Our house was huge compared to the San Francisco norm, since it was never reconstructed to suit modern standards. It also had something that elevated it from “nice” to “people would kill to live here”: a covered two-car parking area at the end of a short but private driveway. The neighbor to our right had been parking there for years while the house stood empty. He’d been offering me increasingly large sums of money to use the carport since we moved in. So far, I’d been able to keep rebuffing him—although I had a strong suspicion he was behind the noise complaints someone had phoned in to the local police. As if we’d be making inappropriately loud noises at seven o’clock in the morning? We were all in bed by then. Yes, I needed the money. But I needed not to have a random human in my garage even more.

Quentin waited patiently as I performed my customary check for intruders in the back seat—fool me once, shame on you, fool me twice, not in this lifetime—before unlocking the doors. “Where are we going?” he asked.

“Berkeley,” I replied. “We’re going to walk to Chelsea’s high school.”

“Do we know which one it is?”

“No. But we know where she lives. If she’s being allowed to walk alone or with friends, she must be going to school within a mile of her house.”

“I don’t go to school within a mile of my house,” Quentin said, getting into the car.

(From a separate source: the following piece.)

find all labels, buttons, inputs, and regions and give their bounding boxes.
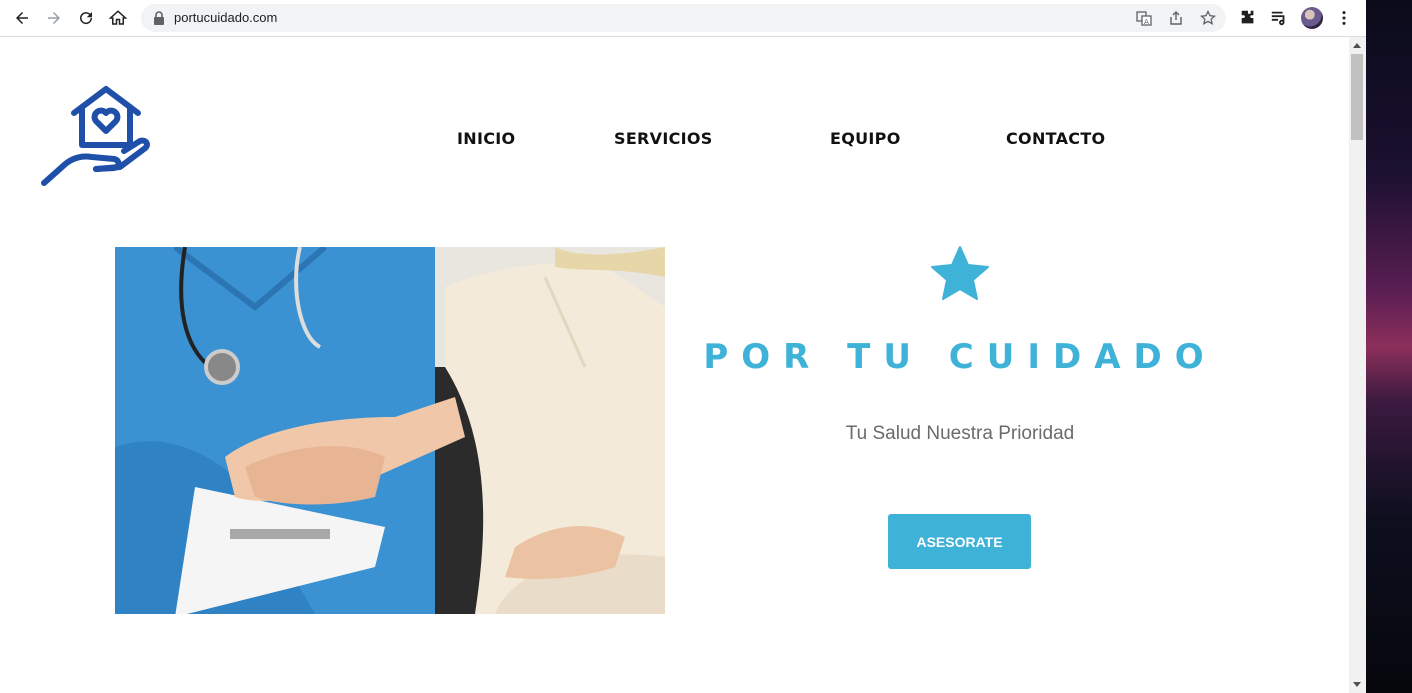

I did the same on the driver’s side. “One, you don’t go to school at all, unless you count your lessons with Etienne. And if you’re counting those, you don’t walk to Shadowed Hills. Either I drive you or we put you on BART and make you get there on your own. Two, I don’t even know where your house is, beyond ‘somewhere in Canada,’ so I’m pretty sure you’re playing by a different set of rules.”

Quentin frowned. “I used to go to school.”

I paused. For a while, Quentin had attended College Park High School in Pleasant Hill, playing human and learning about the mortal world at the same time. That stopped when Blind Michael stole Quentin’s human girlfriend and brought his masquerade to a forced end. “True,” I admitted. “And when you did, you were going to a school within a mile of the knowe.”